Комментарий |

Несколько часов из жизни капитана Малышко. Создателям «Секретных материалов» посвящается

Создателям «Секретных материалов» посвящается

Капитан Малышко глотнул пива и посмотрел на часы. То есть наоборот,
он сначала посмотрел на часы, а потом глотнул пива из
бутылки. Но это не помогло, голова раскалывалась по-прежнему и
по-прежнему хотелось чего-то чистого, простого и невинного.
Например, прокатиться на карусели или покормить облезлых
лебедей на Чистых и таких простых прудах. Рабочий день неуклонно
катился в тартарары, над Москвой собиралась гроза, и не
потому ли так отчаянно болела голова капитана милиции.

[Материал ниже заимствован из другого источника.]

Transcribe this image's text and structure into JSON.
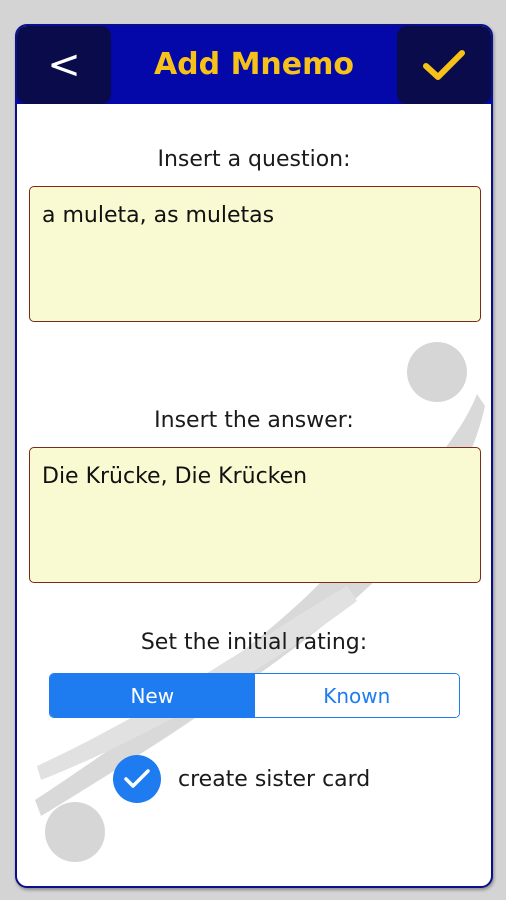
{
  "header": {
    "back_label": "<",
    "title": "Add Mnemo",
    "confirm_icon": "checkmark-icon"
  },
  "question": {
    "label": "Insert a question:",
    "value": "a muleta, as muletas"
  },
  "answer": {
    "label": "Insert the answer:",
    "value": "Die Krücke, Die Krücken"
  },
  "rating": {
    "label": "Set the initial rating:",
    "options": [
      "New",
      "Known"
    ],
    "selected": "New"
  },
  "sister_card": {
    "label": "create sister card",
    "checked": true
  },
  "colors": {
    "header_bg": "#0508a8",
    "header_button_bg": "#0a0b4a",
    "title": "#f6c21a",
    "field_bg": "#fafad2",
    "accent": "#1e7cf0"
  }
}
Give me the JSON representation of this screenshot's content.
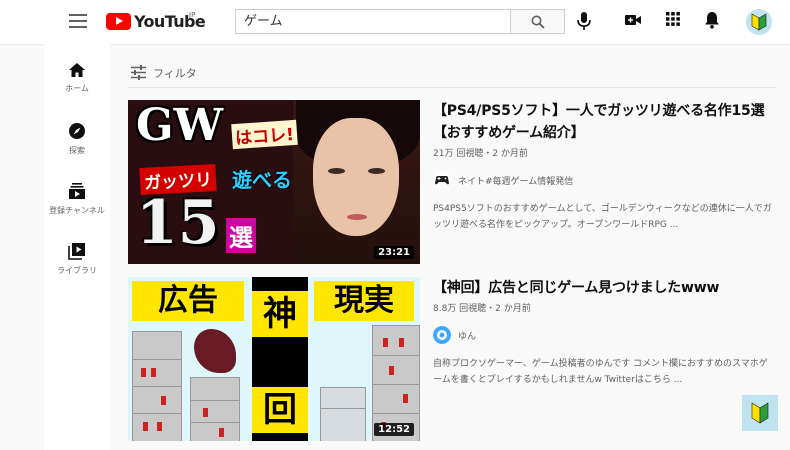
{
  "header": {
    "logo_text": "YouTube",
    "logo_region": "JP",
    "search": {
      "value": "ゲーム"
    },
    "icons": [
      "menu-icon",
      "search-icon",
      "mic-icon",
      "create-video-icon",
      "apps-grid-icon",
      "bell-icon",
      "avatar-beginner-mark-icon"
    ]
  },
  "sidebar": {
    "items": [
      {
        "label": "ホーム",
        "icon": "home-icon"
      },
      {
        "label": "探索",
        "icon": "compass-icon"
      },
      {
        "label": "登録チャンネル",
        "icon": "subscriptions-icon"
      },
      {
        "label": "ライブラリ",
        "icon": "library-icon"
      }
    ]
  },
  "filter": {
    "label": "フィルタ",
    "icon": "filter-sliders-icon"
  },
  "results": [
    {
      "title": "【PS4/PS5ソフト】一人でガッツリ遊べる名作15選【おすすめゲーム紹介】",
      "meta": "21万 回視聴・2 か月前",
      "channel": "ネイト#毎週ゲーム情報発信",
      "description": "PS4PS5ソフトのおすすめゲームとして、ゴールデンウィークなどの連休に一人でガッツリ遊べる名作をピックアップ。オープンワールドRPG ...",
      "duration": "23:21",
      "thumbnail_text": {
        "gw": "GW",
        "hakore": "はコレ!",
        "gattsuri": "ガッツリ",
        "asoberu": "遊べる",
        "number": "15",
        "sen": "選"
      }
    },
    {
      "title": "【神回】広告と同じゲーム見つけましたwww",
      "meta": "8.8万 回視聴・2 か月前",
      "channel": "ゆん",
      "description": "自称プロクソゲーマー、ゲーム投稿者のゆんです コメント欄におすすめのスマホゲームを書くとプレイするかもしれませんw Twitterはこちら ...",
      "duration": "12:52",
      "thumbnail_text": {
        "left": "広告",
        "kami": "神",
        "right": "現実",
        "kai": "回"
      }
    }
  ],
  "colors": {
    "brand_red": "#ff0000",
    "background": "#f9f9f9",
    "badge_bg": "#bfe3ef",
    "beginner_green": "#2f9e3a",
    "beginner_yellow": "#ffe100"
  }
}
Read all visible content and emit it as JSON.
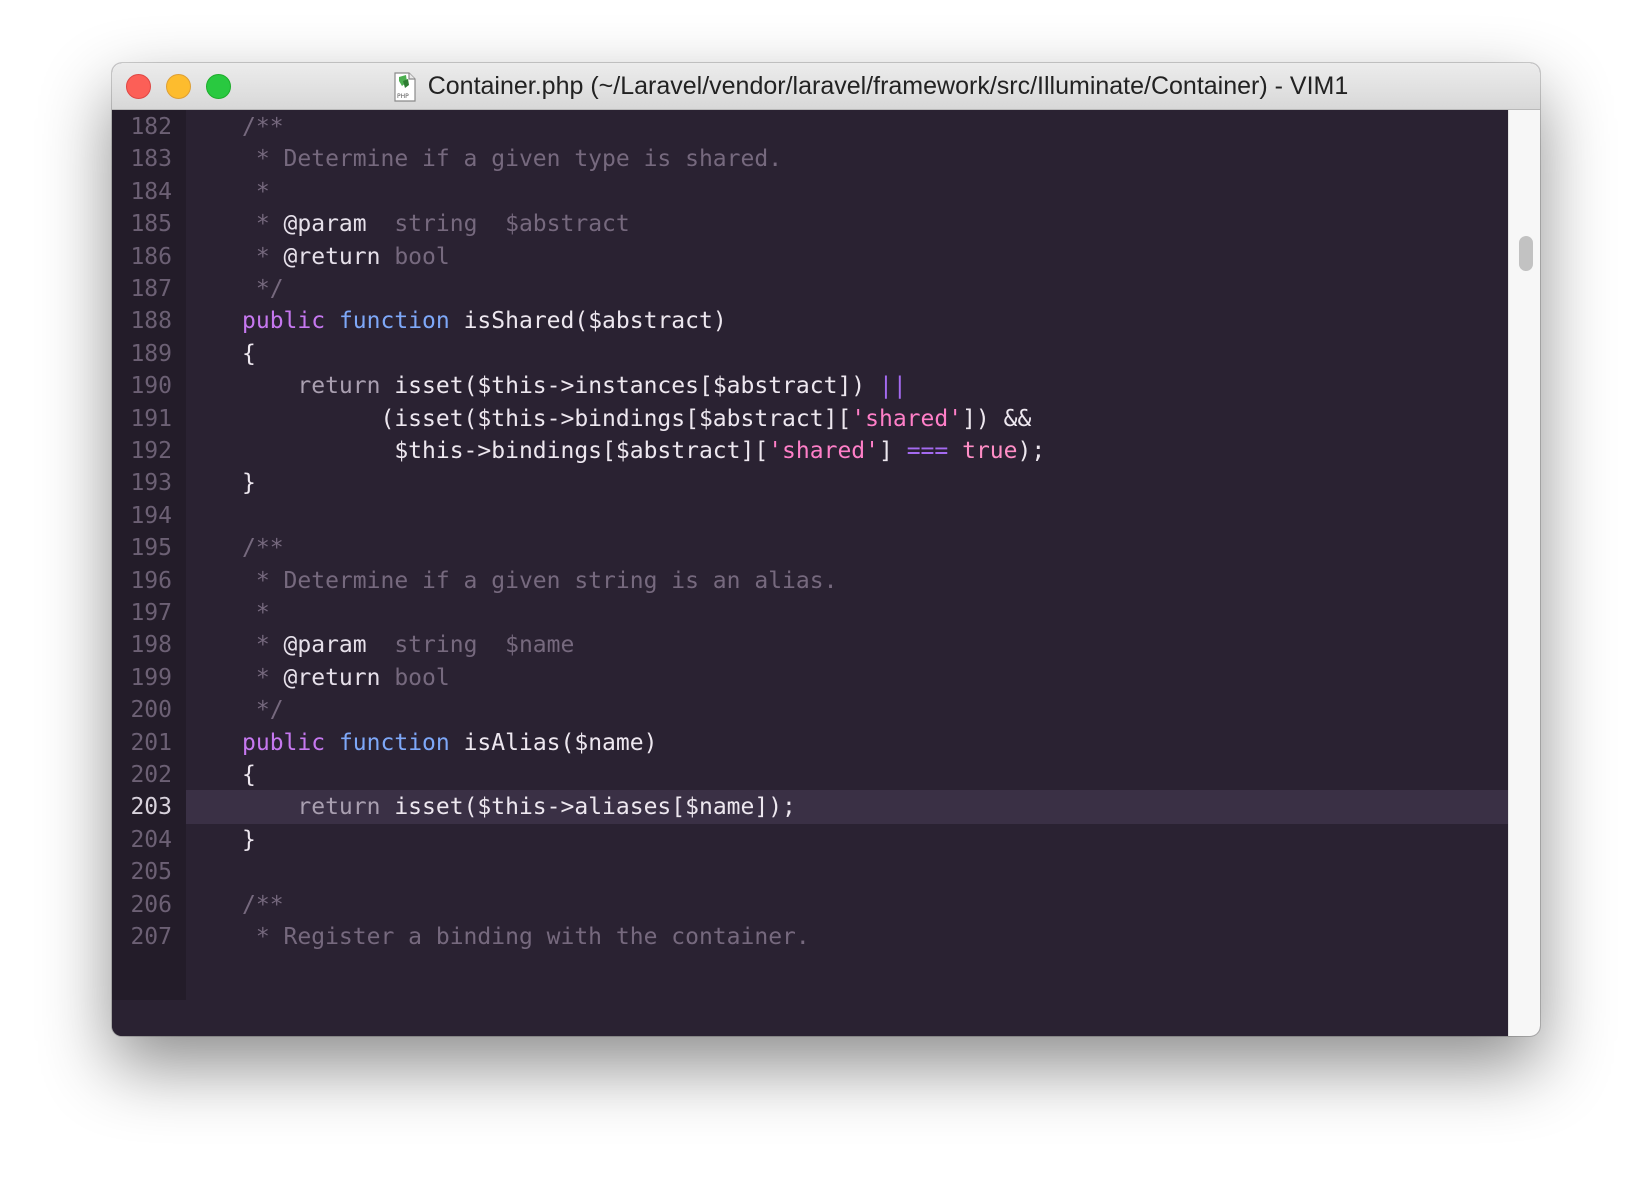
{
  "window": {
    "title": "Container.php (~/Laravel/vendor/laravel/framework/src/Illuminate/Container) - VIM1",
    "file_icon": "php-file-icon",
    "file_icon_label": "PHP"
  },
  "editor": {
    "current_line": "203",
    "lines": [
      {
        "num": "182",
        "tokens": [
          {
            "t": "/**",
            "c": "comment"
          }
        ]
      },
      {
        "num": "183",
        "tokens": [
          {
            "t": " * Determine if a given type is shared.",
            "c": "comment"
          }
        ]
      },
      {
        "num": "184",
        "tokens": [
          {
            "t": " *",
            "c": "comment"
          }
        ]
      },
      {
        "num": "185",
        "tokens": [
          {
            "t": " * ",
            "c": "comment"
          },
          {
            "t": "@param",
            "c": "tag"
          },
          {
            "t": "  string  $abstract",
            "c": "comment"
          }
        ]
      },
      {
        "num": "186",
        "tokens": [
          {
            "t": " * ",
            "c": "comment"
          },
          {
            "t": "@return",
            "c": "tag"
          },
          {
            "t": " bool",
            "c": "comment"
          }
        ]
      },
      {
        "num": "187",
        "tokens": [
          {
            "t": " */",
            "c": "comment"
          }
        ]
      },
      {
        "num": "188",
        "tokens": [
          {
            "t": "public",
            "c": "kw"
          },
          {
            "t": " ",
            "c": "plain"
          },
          {
            "t": "function",
            "c": "kw2"
          },
          {
            "t": " isShared($abstract)",
            "c": "fn"
          }
        ]
      },
      {
        "num": "189",
        "tokens": [
          {
            "t": "{",
            "c": "plain"
          }
        ]
      },
      {
        "num": "190",
        "tokens": [
          {
            "t": "    ",
            "c": "plain"
          },
          {
            "t": "return",
            "c": "ret"
          },
          {
            "t": " isset($this->instances[$abstract]) ",
            "c": "plain"
          },
          {
            "t": "||",
            "c": "op"
          }
        ]
      },
      {
        "num": "191",
        "tokens": [
          {
            "t": "          (isset($this->bindings[$abstract][",
            "c": "plain"
          },
          {
            "t": "'shared'",
            "c": "str"
          },
          {
            "t": "]) ",
            "c": "plain"
          },
          {
            "t": "&&",
            "c": "plain"
          }
        ]
      },
      {
        "num": "192",
        "tokens": [
          {
            "t": "           $this->bindings[$abstract][",
            "c": "plain"
          },
          {
            "t": "'shared'",
            "c": "str"
          },
          {
            "t": "] ",
            "c": "plain"
          },
          {
            "t": "===",
            "c": "op"
          },
          {
            "t": " ",
            "c": "plain"
          },
          {
            "t": "true",
            "c": "bool"
          },
          {
            "t": ");",
            "c": "plain"
          }
        ]
      },
      {
        "num": "193",
        "tokens": [
          {
            "t": "}",
            "c": "plain"
          }
        ]
      },
      {
        "num": "194",
        "tokens": []
      },
      {
        "num": "195",
        "tokens": [
          {
            "t": "/**",
            "c": "comment"
          }
        ]
      },
      {
        "num": "196",
        "tokens": [
          {
            "t": " * Determine if a given string is an alias.",
            "c": "comment"
          }
        ]
      },
      {
        "num": "197",
        "tokens": [
          {
            "t": " *",
            "c": "comment"
          }
        ]
      },
      {
        "num": "198",
        "tokens": [
          {
            "t": " * ",
            "c": "comment"
          },
          {
            "t": "@param",
            "c": "tag"
          },
          {
            "t": "  string  $name",
            "c": "comment"
          }
        ]
      },
      {
        "num": "199",
        "tokens": [
          {
            "t": " * ",
            "c": "comment"
          },
          {
            "t": "@return",
            "c": "tag"
          },
          {
            "t": " bool",
            "c": "comment"
          }
        ]
      },
      {
        "num": "200",
        "tokens": [
          {
            "t": " */",
            "c": "comment"
          }
        ]
      },
      {
        "num": "201",
        "tokens": [
          {
            "t": "public",
            "c": "kw"
          },
          {
            "t": " ",
            "c": "plain"
          },
          {
            "t": "function",
            "c": "kw2"
          },
          {
            "t": " isAlias($name)",
            "c": "fn"
          }
        ]
      },
      {
        "num": "202",
        "tokens": [
          {
            "t": "{",
            "c": "plain"
          }
        ]
      },
      {
        "num": "203",
        "tokens": [
          {
            "t": "    ",
            "c": "plain"
          },
          {
            "t": "return",
            "c": "ret"
          },
          {
            "t": " isset($this->aliases[$name]);",
            "c": "plain"
          }
        ]
      },
      {
        "num": "204",
        "tokens": [
          {
            "t": "}",
            "c": "plain"
          }
        ]
      },
      {
        "num": "205",
        "tokens": []
      },
      {
        "num": "206",
        "tokens": [
          {
            "t": "/**",
            "c": "comment"
          }
        ]
      },
      {
        "num": "207",
        "tokens": [
          {
            "t": " * Register a binding with the container.",
            "c": "comment"
          }
        ]
      }
    ]
  },
  "colors": {
    "background": "#2a2232",
    "gutter": "#231c29",
    "current_line": "#3a3045",
    "comment": "#76697e",
    "keyword_public": "#c678f0",
    "keyword_function": "#7ea8f8",
    "string": "#ff7fc8"
  }
}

Дверь открылась, и на пороге выросла большая и нелепая фигура
лейтенанта Задорного. Надо сказать, что эта веселая фамилия не
очень-то сочеталась с его небритым и кислым, как лимон, лицом.
Форма на лейтенанте всегда висела больничной пижамой:
жалобно и как-то по-штатски. Да и сам он был больше похож на
грустную гориллу, так и не решившую, превращаться ли ей в
человека. Одним словом, лейтенант являл собой полную
противоположность низкорослому и рыхловатому Малышко – герою этого
рассказа, который, не имея не физической силы, ни присущей ей
туповатости, был смышлен, аккуратен и ценился начальством.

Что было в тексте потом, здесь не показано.